Les "Règles" dans la classe coopérative, leur
mise en place, leur validité; leur application, leur efficacité pédagogique et
éducative, les transgressions de ces Règles (transgressions involontaires et
volontaires), les "hors la loi", les sanctions mises en oeuvre...
Tout cela est lié d'une part à la notion de "pouvoir(s)", d'autre
part à la notion de "discipline".
Ces Règles sont bien entendu sous-tendues par un
système de valeurs sociales auxquelles se réfère l'Ecole et leur prise en
compte fait rapidement apparaître de multiples interactions sur le groupe et
les individus.
LES RÈGLES DE MA CLASSE
Souvent, dans les classes, les règlements, les Règles
sont implicites, non dits, non écrits, non clairement porté à la connaissance
des enfants qui les découvrent donc de manière empirique (au détour d'un
"rappel à l'ordre", par le biais des punitions...) et par transmission
orale entre pairs.
Dans ma classe, c'est tout le contraire et de la sorte,
"nul n'est censé ignorer la Loi".
Ainsi, après une lecture commentée du règlement de
l'école, les règles de la classe verront progressivement le jour.
Mais quelles
sont nos "Règles"([3]) qui
seront écrites noir sur blanc et affichées ?
__ D'abord les trois règles fondamentales (respect de l'individu,
respect du matériel, et entraide obligatoire) imposées dès la rentrée
scolaire.
Ce sont en fait les "Lois constitutionnelles"
qui aideront à l'élaboration des autres règles de la classe, lors des
"Conseils de classe".
__ Viendront donc ensuite les règles établies par le
groupe, par vote à la majorité, après proposition et discussion. (On pourrait
bien sûr se poser la question "Pourquoi
pas votées à l'unanimité ?"([4]).
C'est un autre débat.)
Ce sont des règles qui :
- renforcent les trois règles fondamentales
ou
- aident à mettre en place et/ou facilitent ce
fonctionnement et cette vie de groupe.
A titre d'exemple en voici quelques unes adoptées ces
dernières années :
. On
doit écouter les responsables.
. On ne
frappe pas les autres.
. On peut prendre une BTJ([5]) à la maison.
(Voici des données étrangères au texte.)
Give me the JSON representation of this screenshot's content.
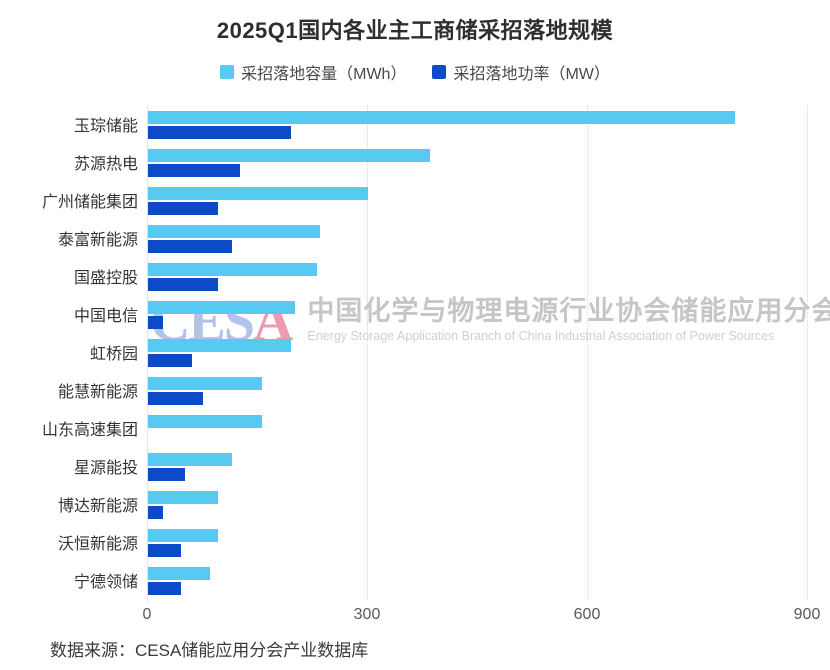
{
  "title": "2025Q1国内各业主工商储采招落地规模",
  "legend": [
    {
      "label": "采招落地容量（MWh）",
      "color": "#57CAF2"
    },
    {
      "label": "采招落地功率（MW）",
      "color": "#0C4AC8"
    }
  ],
  "chart_data": {
    "type": "bar",
    "orientation": "horizontal",
    "title": "2025Q1国内各业主工商储采招落地规模",
    "categories": [
      "玉琮储能",
      "苏源热电",
      "广州储能集团",
      "泰富新能源",
      "国盛控股",
      "中国电信",
      "虹桥园",
      "能慧新能源",
      "山东高速集团",
      "星源能投",
      "博达新能源",
      "沃恒新能源",
      "宁德领储"
    ],
    "series": [
      {
        "name": "采招落地容量（MWh）",
        "color": "#57CAF2",
        "values": [
          800,
          385,
          300,
          235,
          230,
          200,
          195,
          155,
          155,
          115,
          95,
          95,
          85
        ]
      },
      {
        "name": "采招落地功率（MW）",
        "color": "#0C4AC8",
        "values": [
          195,
          125,
          95,
          115,
          95,
          20,
          60,
          75,
          0,
          50,
          20,
          45,
          45
        ]
      }
    ],
    "xlim": [
      0,
      900
    ],
    "x_ticks": [
      0,
      300,
      600,
      900
    ],
    "grid": "dotted-vertical-gridlines",
    "legend_position": "top"
  },
  "watermark": {
    "logo_main": "CES",
    "logo_accent": "A",
    "cn": "中国化学与物理电源行业协会储能应用分会",
    "en": "Energy Storage Application Branch of China Industrial Association of Power Sources"
  },
  "source": "数据来源：CESA储能应用分会产业数据库",
  "colors": {
    "capacity_bar": "#57CAF2",
    "power_bar": "#0C4AC8",
    "gridline": "#d8d8d8",
    "axis_line": "#e4e4e4",
    "title_text": "#2e2e2e",
    "category_text": "#343434",
    "tick_text": "#595959",
    "source_text": "#3a3a3a"
  }
}
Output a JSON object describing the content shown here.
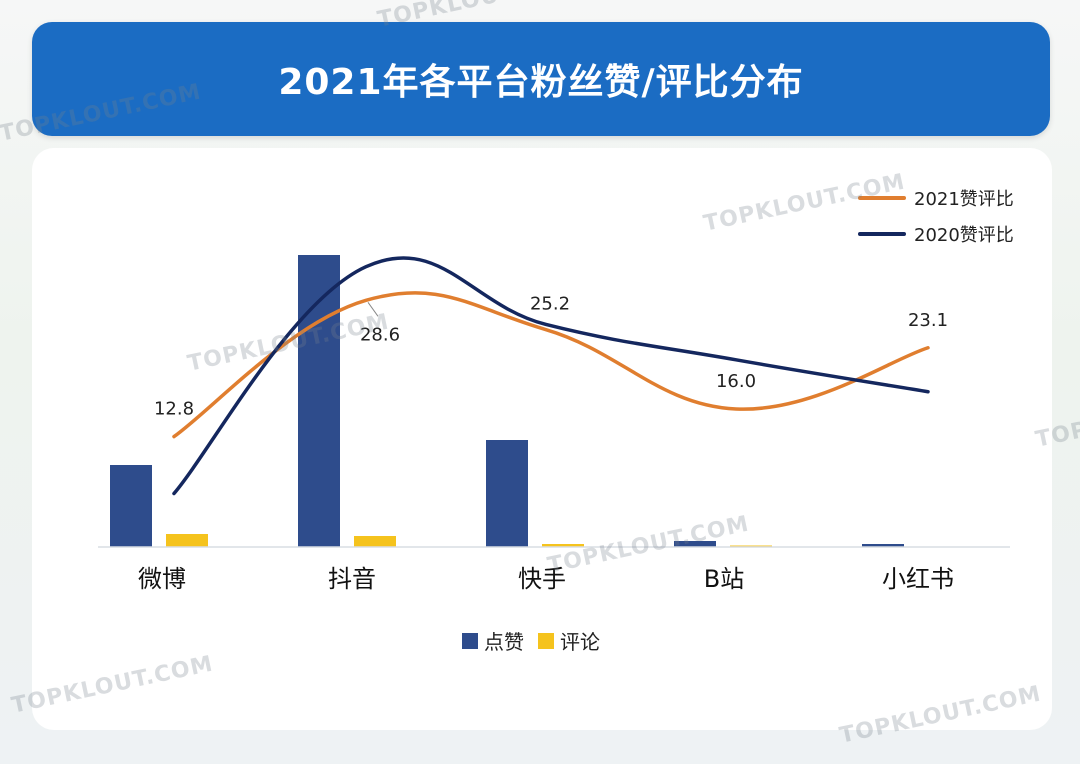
{
  "title": "2021年各平台粉丝赞/评比分布",
  "watermark_text": "TOPKLOUT.COM",
  "colors": {
    "banner": "#1b6cc3",
    "likes_bar": "#2e4c8c",
    "comments_bar": "#f5c31d",
    "line_2021": "#e07e2f",
    "line_2020": "#14275e"
  },
  "chart_data": {
    "type": "bar",
    "categories": [
      "微博",
      "抖音",
      "快手",
      "B站",
      "小红书"
    ],
    "bar_series": [
      {
        "name": "点赞",
        "values": [
          82,
          292,
          107,
          6,
          3
        ]
      },
      {
        "name": "评论",
        "values": [
          13,
          11,
          3,
          1,
          0
        ]
      }
    ],
    "line_series": [
      {
        "name": "2021赞评比",
        "values": [
          12.8,
          28.6,
          25.2,
          16.0,
          23.1
        ],
        "labels": [
          "12.8",
          "28.6",
          "25.2",
          "16.0",
          "23.1"
        ]
      },
      {
        "name": "2020赞评比",
        "values": [
          6.2,
          32.5,
          25.8,
          21.7,
          18.0
        ]
      }
    ],
    "bar_ylim": [
      0,
      300
    ],
    "line_ylim": [
      0,
      40
    ],
    "legend_lines": [
      "2021赞评比",
      "2020赞评比"
    ],
    "legend_bars": [
      "点赞",
      "评论"
    ]
  }
}
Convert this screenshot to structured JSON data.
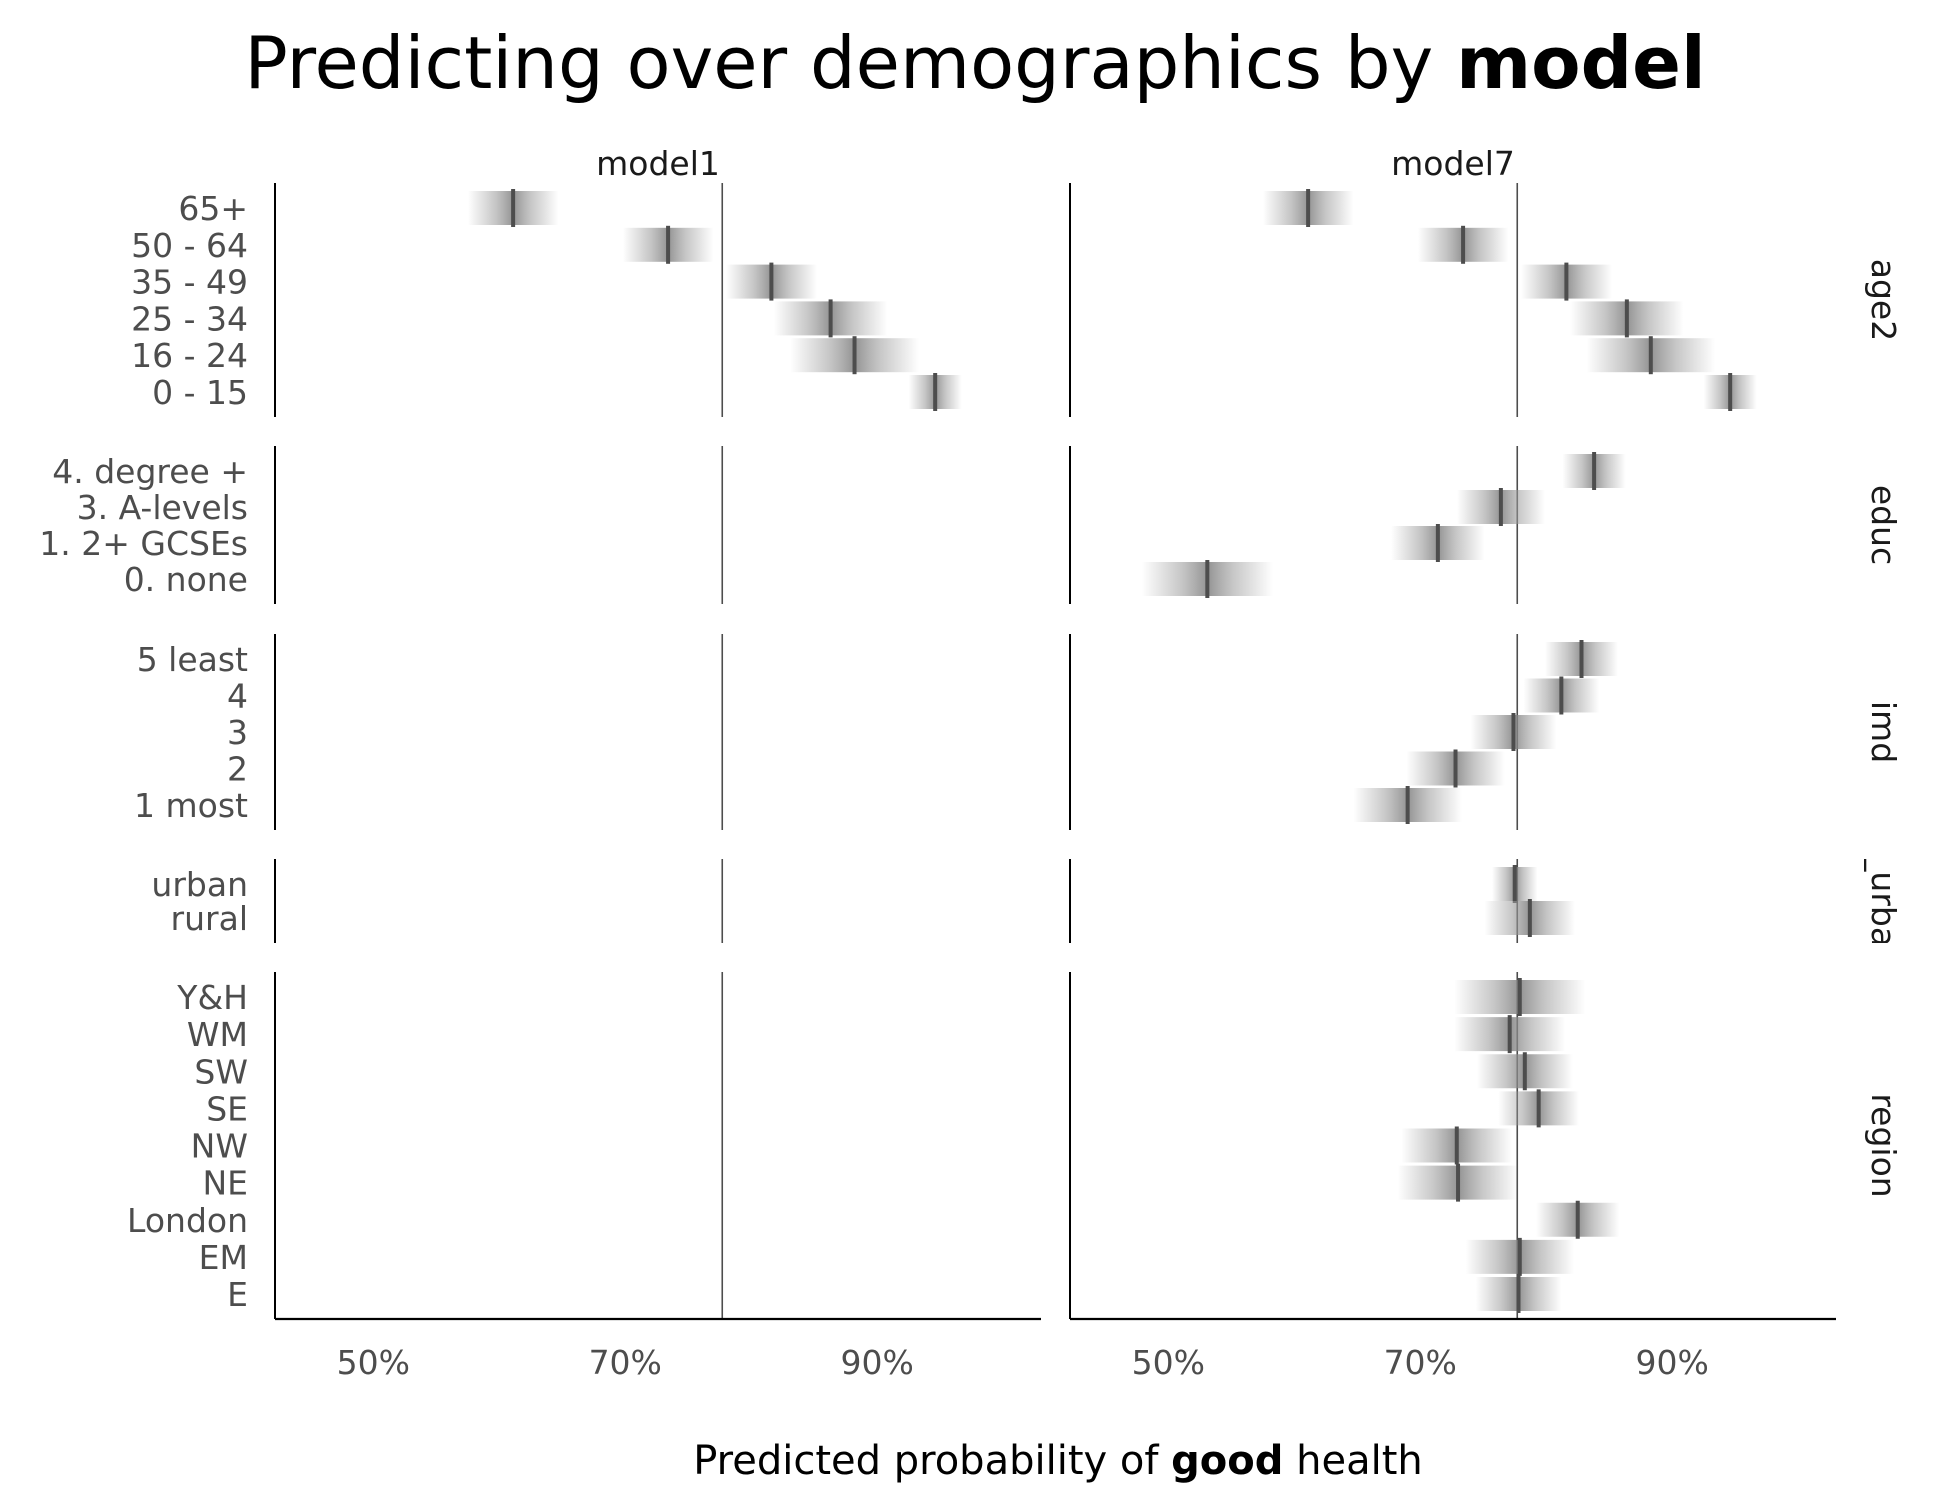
{
  "chart_data": {
    "type": "scatter",
    "title": {
      "prefix": "Predicting over demographics by ",
      "bold": "model"
    },
    "xlabel": {
      "prefix": "Predicted probability of ",
      "bold": "good",
      "suffix": " health"
    },
    "xlim": [
      42.2,
      103.0
    ],
    "x_ticks": [
      50,
      70,
      90
    ],
    "x_tick_labels": [
      "50%",
      "70%",
      "90%"
    ],
    "reference_line": 77.7,
    "grid": false,
    "colors": {
      "point": "#4d4d4d",
      "band": "#9a9a9a",
      "axis": "#000000",
      "refline": "#4d4d4d"
    },
    "panels": [
      {
        "name": "model1",
        "groups": [
          {
            "name": "age2",
            "levels": [
              {
                "label": "65+",
                "value": 61.1,
                "halfwidth": 3.6
              },
              {
                "label": "50 - 64",
                "value": 73.4,
                "halfwidth": 3.6
              },
              {
                "label": "35 - 49",
                "value": 81.6,
                "halfwidth": 3.6
              },
              {
                "label": "25 - 34",
                "value": 86.3,
                "halfwidth": 4.5
              },
              {
                "label": "16 - 24",
                "value": 88.2,
                "halfwidth": 5.1
              },
              {
                "label": "0 - 15",
                "value": 94.6,
                "halfwidth": 2.1
              }
            ]
          },
          {
            "name": "educ",
            "levels": []
          },
          {
            "name": "imd",
            "levels": []
          },
          {
            "name": "_urba",
            "levels": []
          },
          {
            "name": "region",
            "levels": []
          }
        ]
      },
      {
        "name": "model7",
        "groups": [
          {
            "name": "age2",
            "levels": [
              {
                "label": "65+",
                "value": 61.1,
                "halfwidth": 3.6
              },
              {
                "label": "50 - 64",
                "value": 73.4,
                "halfwidth": 3.6
              },
              {
                "label": "35 - 49",
                "value": 81.6,
                "halfwidth": 3.6
              },
              {
                "label": "25 - 34",
                "value": 86.4,
                "halfwidth": 4.5
              },
              {
                "label": "16 - 24",
                "value": 88.3,
                "halfwidth": 5.1
              },
              {
                "label": "0 - 15",
                "value": 94.6,
                "halfwidth": 2.1
              }
            ]
          },
          {
            "name": "educ",
            "levels": [
              {
                "label": "4. degree +",
                "value": 83.8,
                "halfwidth": 2.5
              },
              {
                "label": "3. A-levels",
                "value": 76.4,
                "halfwidth": 3.5
              },
              {
                "label": "1. 2+ GCSEs",
                "value": 71.4,
                "halfwidth": 3.7
              },
              {
                "label": "0. none",
                "value": 53.1,
                "halfwidth": 5.2
              }
            ]
          },
          {
            "name": "imd",
            "levels": [
              {
                "label": "5 least",
                "value": 82.8,
                "halfwidth": 2.9
              },
              {
                "label": "4",
                "value": 81.2,
                "halfwidth": 3.0
              },
              {
                "label": "3",
                "value": 77.4,
                "halfwidth": 3.4
              },
              {
                "label": "2",
                "value": 72.8,
                "halfwidth": 3.9
              },
              {
                "label": "1 most",
                "value": 69.0,
                "halfwidth": 4.3
              }
            ]
          },
          {
            "name": "_urba",
            "levels": [
              {
                "label": "urban",
                "value": 77.5,
                "halfwidth": 1.8
              },
              {
                "label": "rural",
                "value": 78.7,
                "halfwidth": 3.6
              }
            ]
          },
          {
            "name": "region",
            "levels": [
              {
                "label": "Y&H",
                "value": 77.9,
                "halfwidth": 5.2
              },
              {
                "label": "WM",
                "value": 77.1,
                "halfwidth": 4.4
              },
              {
                "label": "SW",
                "value": 78.3,
                "halfwidth": 3.8
              },
              {
                "label": "SE",
                "value": 79.4,
                "halfwidth": 3.2
              },
              {
                "label": "NW",
                "value": 72.9,
                "halfwidth": 4.4
              },
              {
                "label": "NE",
                "value": 73.0,
                "halfwidth": 4.8
              },
              {
                "label": "London",
                "value": 82.5,
                "halfwidth": 3.3
              },
              {
                "label": "EM",
                "value": 77.9,
                "halfwidth": 4.3
              },
              {
                "label": "E",
                "value": 77.8,
                "halfwidth": 3.4
              }
            ]
          }
        ]
      }
    ],
    "row_groups": [
      {
        "name": "age2",
        "labels": [
          "65+",
          "50 - 64",
          "35 - 49",
          "25 - 34",
          "16 - 24",
          "0 - 15"
        ]
      },
      {
        "name": "educ",
        "labels": [
          "4. degree +",
          "3. A-levels",
          "1. 2+ GCSEs",
          "0. none"
        ]
      },
      {
        "name": "imd",
        "labels": [
          "5 least",
          "4",
          "3",
          "2",
          "1 most"
        ]
      },
      {
        "name": "_urba",
        "labels": [
          "urban",
          "rural"
        ]
      },
      {
        "name": "region",
        "labels": [
          "Y&H",
          "WM",
          "SW",
          "SE",
          "NW",
          "NE",
          "London",
          "EM",
          "E"
        ]
      }
    ]
  }
}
Si on l'abîme, on apporte 8F à la
caisse de la classe.
. On ne mange pas en classe sauf en activité
cuisine ou pour un goûter.
. On ne s'amuse pas et on ne court pas dans les
bâtiments.
. On ne dérange pas ceux qui travaillent.
. Un responsable doit faire son métier.
. Etc.
Mais des règles sans aucun système d'application
n'auraient aucune valeur... Nos règles existent, sont adoptées au départ par la
majorité ; elles doivent donc être appliquées et respectées. Elles seront bien
sûr transgressées à un moment ou à un autre... ce qui nécessitera la mise en
place d'un système de sanctions.
LES SANCTIONS DANS MA CLASSE
Il conviendrait tout d'abord de mener une analyse du
(des) pouvoir(s) dans la
classe. Je rappellerai simplement ici, que légalement,
dans le cadre de l'Institution Education Nationale c'est l'enseignant qui a
le pouvoir. Je suis responsable de la classe, des enfants qui me sont confiés.
Dans une autre démarche pédagogique, je conserverais la
totalité de ce pouvoir. Dans le cadre de la classe coopérative, je confie, je
délégue, une partie de ce pouvoir au groupe et aux individus qui le composent.
Les enfants le savent, MAIS ils sont avertis dès le
début, qu'en cas de danger (pour les individus, le groupe ou le
fonctionnement) c'est moi qui aurait TOUT pouvoir (le droit de veto en quelque
sorte).
Ainsi une partie du pouvoir (exécutif) sera consacrée à
la mise en application, au respect des règles du groupe et se concrétisera par
des "sanctions" en cas de transgression de ces règles.
Nous avons donc un système de sanctions qui, par choix
pédagogique, devront avoir chacune une valeur éducative.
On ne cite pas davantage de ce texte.